Hive Table Migration #

Apache Hive supports ORC, Parquet file formats that could be migrated to Paimon. When migrating data to a paimon table, the origin table will be permanently disappeared. So please back up your data if you still need the original table. The migrated table will be unaware-bucket append-only table.

Now, we can use paimon hive catalog with Migrate Table Procedure and Migrate File Procedure to totally migrate a table from hive to paimon.

Migrate Table Procedure: Paimon table does not exist, use the procedure upgrade hive table to paimon table. Hive table will disappear after action done.
Migrate File Procedure: Paimon table already exists, use the procedure to migrate files from hive table to paimon table. Notice that, Hive table will also disappear after action done.

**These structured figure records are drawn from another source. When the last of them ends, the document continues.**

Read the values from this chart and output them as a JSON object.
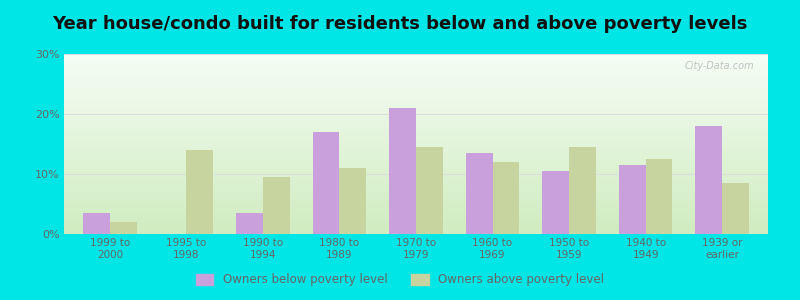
{
  "title": "Year house/condo built for residents below and above poverty levels",
  "categories": [
    "1999 to\n2000",
    "1995 to\n1998",
    "1990 to\n1994",
    "1980 to\n1989",
    "1970 to\n1979",
    "1960 to\n1969",
    "1950 to\n1959",
    "1940 to\n1949",
    "1939 or\nearlier"
  ],
  "below_poverty": [
    3.5,
    0.0,
    3.5,
    17.0,
    21.0,
    13.5,
    10.5,
    11.5,
    18.0
  ],
  "above_poverty": [
    2.0,
    14.0,
    9.5,
    11.0,
    14.5,
    12.0,
    14.5,
    12.5,
    8.5
  ],
  "below_color": "#c9a0dc",
  "above_color": "#c8d4a0",
  "grad_top": "#f5fdf5",
  "grad_bottom": "#d0ecc0",
  "outer_background": "#00e5e5",
  "ylim": [
    0,
    30
  ],
  "yticks": [
    0,
    10,
    20,
    30
  ],
  "legend_below": "Owners below poverty level",
  "legend_above": "Owners above poverty level",
  "title_fontsize": 13,
  "bar_width": 0.35,
  "title_color": "#111111",
  "tick_color": "#666666",
  "grid_color": "#dddddd",
  "watermark": "City-Data.com"
}
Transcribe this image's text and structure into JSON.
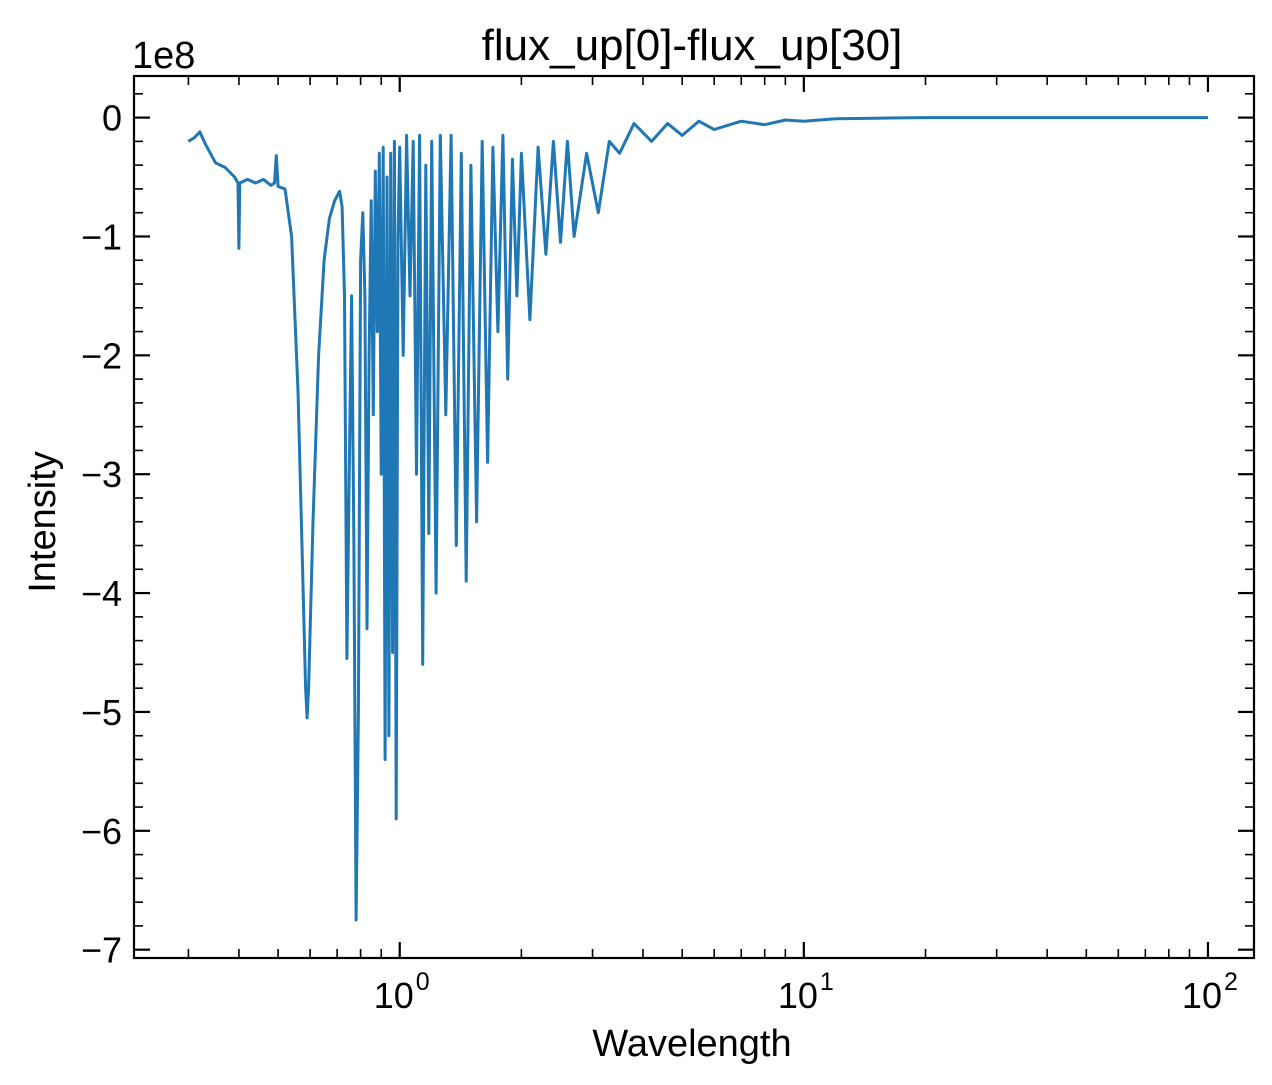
{
  "chart_data": {
    "type": "line",
    "title": "flux_up[0]-flux_up[30]",
    "xlabel": "Wavelength",
    "ylabel": "Intensity",
    "y_offset_label": "1e8",
    "x_scale": "log",
    "xlim": [
      0.22,
      130
    ],
    "ylim": [
      -7.07,
      0.35
    ],
    "x_ticks": [
      {
        "value": 1,
        "base": "10",
        "exp": "0"
      },
      {
        "value": 10,
        "base": "10",
        "exp": "1"
      },
      {
        "value": 100,
        "base": "10",
        "exp": "2"
      }
    ],
    "y_ticks": [
      {
        "value": 0,
        "label": "0"
      },
      {
        "value": -1,
        "label": "−1"
      },
      {
        "value": -2,
        "label": "−2"
      },
      {
        "value": -3,
        "label": "−3"
      },
      {
        "value": -4,
        "label": "−4"
      },
      {
        "value": -5,
        "label": "−5"
      },
      {
        "value": -6,
        "label": "−6"
      },
      {
        "value": -7,
        "label": "−7"
      }
    ],
    "grid": false,
    "series": [
      {
        "color": "#1f77b4",
        "points": [
          [
            0.3,
            -0.2
          ],
          [
            0.31,
            -0.17
          ],
          [
            0.32,
            -0.12
          ],
          [
            0.33,
            -0.22
          ],
          [
            0.34,
            -0.3
          ],
          [
            0.35,
            -0.38
          ],
          [
            0.37,
            -0.42
          ],
          [
            0.39,
            -0.5
          ],
          [
            0.398,
            -0.55
          ],
          [
            0.4,
            -1.1
          ],
          [
            0.402,
            -0.55
          ],
          [
            0.42,
            -0.52
          ],
          [
            0.44,
            -0.55
          ],
          [
            0.46,
            -0.52
          ],
          [
            0.48,
            -0.57
          ],
          [
            0.49,
            -0.55
          ],
          [
            0.495,
            -0.32
          ],
          [
            0.5,
            -0.58
          ],
          [
            0.52,
            -0.6
          ],
          [
            0.54,
            -1.0
          ],
          [
            0.56,
            -2.3
          ],
          [
            0.575,
            -3.8
          ],
          [
            0.585,
            -4.8
          ],
          [
            0.59,
            -5.05
          ],
          [
            0.595,
            -4.8
          ],
          [
            0.61,
            -3.4
          ],
          [
            0.63,
            -2.0
          ],
          [
            0.65,
            -1.2
          ],
          [
            0.67,
            -0.85
          ],
          [
            0.69,
            -0.7
          ],
          [
            0.71,
            -0.62
          ],
          [
            0.72,
            -0.75
          ],
          [
            0.73,
            -1.5
          ],
          [
            0.74,
            -4.55
          ],
          [
            0.75,
            -3.0
          ],
          [
            0.76,
            -1.5
          ],
          [
            0.77,
            -3.6
          ],
          [
            0.78,
            -6.75
          ],
          [
            0.79,
            -5.0
          ],
          [
            0.8,
            -1.2
          ],
          [
            0.81,
            -0.8
          ],
          [
            0.82,
            -1.5
          ],
          [
            0.83,
            -4.3
          ],
          [
            0.84,
            -2.0
          ],
          [
            0.85,
            -0.7
          ],
          [
            0.86,
            -2.5
          ],
          [
            0.87,
            -0.45
          ],
          [
            0.88,
            -1.8
          ],
          [
            0.89,
            -0.3
          ],
          [
            0.9,
            -3.0
          ],
          [
            0.91,
            -0.25
          ],
          [
            0.92,
            -5.4
          ],
          [
            0.93,
            -0.5
          ],
          [
            0.94,
            -5.2
          ],
          [
            0.95,
            -0.3
          ],
          [
            0.96,
            -4.5
          ],
          [
            0.97,
            -0.2
          ],
          [
            0.98,
            -5.9
          ],
          [
            0.99,
            -1.0
          ],
          [
            1.0,
            -0.25
          ],
          [
            1.02,
            -2.0
          ],
          [
            1.04,
            -0.15
          ],
          [
            1.06,
            -1.5
          ],
          [
            1.08,
            -0.2
          ],
          [
            1.1,
            -3.0
          ],
          [
            1.12,
            -0.15
          ],
          [
            1.14,
            -4.6
          ],
          [
            1.16,
            -0.4
          ],
          [
            1.18,
            -3.5
          ],
          [
            1.2,
            -0.2
          ],
          [
            1.23,
            -4.0
          ],
          [
            1.26,
            -0.15
          ],
          [
            1.3,
            -2.5
          ],
          [
            1.34,
            -0.15
          ],
          [
            1.38,
            -3.6
          ],
          [
            1.42,
            -0.3
          ],
          [
            1.46,
            -3.9
          ],
          [
            1.5,
            -0.4
          ],
          [
            1.55,
            -3.4
          ],
          [
            1.6,
            -0.2
          ],
          [
            1.65,
            -2.9
          ],
          [
            1.7,
            -0.25
          ],
          [
            1.75,
            -1.8
          ],
          [
            1.8,
            -0.15
          ],
          [
            1.85,
            -2.2
          ],
          [
            1.9,
            -0.35
          ],
          [
            1.95,
            -1.5
          ],
          [
            2.0,
            -0.3
          ],
          [
            2.1,
            -1.7
          ],
          [
            2.2,
            -0.25
          ],
          [
            2.3,
            -1.15
          ],
          [
            2.4,
            -0.2
          ],
          [
            2.5,
            -1.05
          ],
          [
            2.6,
            -0.2
          ],
          [
            2.7,
            -1.0
          ],
          [
            2.9,
            -0.3
          ],
          [
            3.1,
            -0.8
          ],
          [
            3.3,
            -0.2
          ],
          [
            3.5,
            -0.3
          ],
          [
            3.8,
            -0.05
          ],
          [
            4.2,
            -0.2
          ],
          [
            4.6,
            -0.05
          ],
          [
            5.0,
            -0.15
          ],
          [
            5.5,
            -0.03
          ],
          [
            6.0,
            -0.1
          ],
          [
            7.0,
            -0.03
          ],
          [
            8.0,
            -0.06
          ],
          [
            9.0,
            -0.02
          ],
          [
            10.0,
            -0.03
          ],
          [
            12.0,
            -0.01
          ],
          [
            15.0,
            -0.005
          ],
          [
            20.0,
            0.0
          ],
          [
            30.0,
            0.0
          ],
          [
            50.0,
            0.0
          ],
          [
            100.0,
            0.0
          ]
        ]
      }
    ]
  }
}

These two actions now only support file format of hive “orc” and “parquet”, if your table file is formatted in other format like avro, these procedures will fail. But we will support avro format in the future. Please make sure your table file format is in “orc” and “parquet” now.

We highly recommend to back up hive table data before migrating, because migrating action is not atomic. If been interrupted while migrating, you may lose your data.

Example for Migration #

Migrate Hive Table

Command:

CALL sys.migrate_table('hive', '<hive_database>.<hive_tablename>', '<paimon_tableconf>');

Example

CREATE CATALOG PAIMON WITH ('type'='paimon', 'metastore' = 'hive', 'uri' = 'thrift://localhost:9083', 'warehouse'='/path/to/warehouse/');

USE CATALOG PAIMON;

CALL sys.migrate_table('hive', 'default.hivetable', 'file.format=orc');

After invoke, “hivetable” will totally convert to paimon format. Writing and reading the table by old “hive way” will fail. We can add our table properties while importing by sys.migrate_table('.', ‘'). here should be separated by “,”. For example:

CALL sys.migrate_table('hive', 'my_db.wait_to_upgrate', 'file.format=orc,read.batch-size=2096,write-only=true')

If your flink version is below 1.17, you can use flink action to achieve this:

<FLINK_HOME>/bin/flink run \
/path/to/paimon-flink-action-0.6.0-incubating.jar \
migrate_table
--warehouse <warehouse-path> \
--source_type hive \
--table <database.table-name> \
[--catalog_conf <paimon-catalog-conf> [--catalog_conf <paimon-catalog-conf> ...]] \
[--options <paimon-table-conf  [,paimon-table-conf ...]> ]

Example:

<FLINK_HOME>/flink run ./paimon-flink-action-0.6.0-incubating.jar migrate_table \
--warehouse /path/to/warehouse \
--catalog_conf uri=thrift://localhost:9083 \
--catalog_conf metastore=hive \
--source_type hive \
--table default.hive_or_paimon \

Migrate Hive File

Command:

CALL sys.migrate_file('hive', '<hive_database>.<hive_table_name>', '<paimon_database>.<paimon_tablename>');

Example

CREATE CATALOG PAIMON WITH ('type'='paimon', 'metastore' = 'hive', 'uri' = 'thrift://localhost:9083', 'warehouse'='/path/to/warehouse/');

USE CATALOG PAIMON;

CALL sys.migrate_file('hive', 'default.hivetable', 'default.paimontable');

After invoke, “hivetable” will disappear. And all files will be moved and renamed to paimon directory. “paimontable” here must have the same partition keys with “hivetable”, and “paimontable” should be in unaware-bucket mode.